Afin de compléter les observations et mesures aux échelles faites par ailleurs sur toute la période du programme spot4/take5 pour le projet DETECLOIRE, le GIP Loire Estuaire et IFREMER ont décidé de positionner des capteurs de pression afin de mesurer les hauteurs d'eau toutes les 75 secondes en 4 points stratégiques, dans le but de :

  • valider la hauteur d'eau interprétée avec les "taches d'inondation" issues des données Spot4 et des données LIDAR du GIP Loire Estuaire : L'image SPOT4 fournit la surface en eau, et le modèle d'élévation fourni par LIDAR permet d'en déduire la hauteur d'eau, qui est validée par le capteur de pression.
  • valider la propagation des submersions afin de qualifier les résultats dans le cycle de débordement : une surface inondée à un instant "t" peut être le résultat de submersions répétées, et pas seulement de la pleine mer précédent l'acquisition par Spot4.

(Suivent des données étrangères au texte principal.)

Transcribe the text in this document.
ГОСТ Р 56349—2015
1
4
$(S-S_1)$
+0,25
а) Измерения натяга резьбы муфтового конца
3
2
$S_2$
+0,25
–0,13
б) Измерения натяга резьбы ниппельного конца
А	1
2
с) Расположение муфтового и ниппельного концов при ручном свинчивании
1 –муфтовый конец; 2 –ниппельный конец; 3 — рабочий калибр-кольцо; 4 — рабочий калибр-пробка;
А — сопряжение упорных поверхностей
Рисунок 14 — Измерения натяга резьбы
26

ODK : Relevés d'occupation des sols sur Android

Pour valider les cartes d'occupation des sols ou pour faire l'apprentissage des méthodes de classification, il faut disposer de données de terrain. Au CESBIO, nous avons expérimenté plusieurs outils et méthodes complémentaires. Pour les surfaces agricoles, nous disposons, en France, du Registre Parcellaire Graphique (RPG) constitué à partir des déclarations des agriculteurs. Pour les espaces naturels, différentes cartes de référence existent, comme par exemple la base de données de l'Inventaire Forestier national, fournie par l'IGN. Le RPG est mis à jour tous les ans et l'inventaire forestier tous les 10 ans. Ces bases de données ne renseignent donc pas sur le stade phénologique de la culture à une date donnée.

Capture d'écran de l'outils ODK

Pour collecter ce genre d'informations, le CESBIO réalise des enquêtes de terrain mensuelles sur 300 parcelles agricoles localisées autour de Rieumes en haute Garonne. Cependant, afin de disposer de données réparties un peu partout sur sa zone d'intérêt (le sud-ouest de la France),  nous avons aussi mis en place une application de relevé d'occupation des sols sur téléphone Android, basée sur l'application gratuite ODK collect.

Cette application présente un questionnaire à l'utilisateur. Le questionnaire que nous avons mis en place relève la position de la parcelle, la date, l'occupation des sols et son stade de développement. L'outil est très facile à installer, il est également très simple de modifier le questionnaire à partir d'un tableur en utilisant ensuite un traducteur qui le transforme en fichier XML et que l'on télécharge sur le serveur ODK aggregate. Enfin, les données collectées peuvent être récupérées sur un serveur en ligne.

Parcelles de prairies (Vert clair), blé (jaune), Colza(orange), Forêts (Arbres), relevées à vélo par un courageux expérimentateur

Nous avons écrit une notice d'utilisation de l'outil ODK collect et de notre formulaire. Si vous voulez utiliser cet outil et son formulaire, accéder ou contribuer à notre base de données, n'hésitez pas à nous contacter.

Nous avons aussi développé un petit formulaire permettant de relever la présence ou non de neige autour de vous, dans le but de valider les cartes de surface enneigée produites par satellite.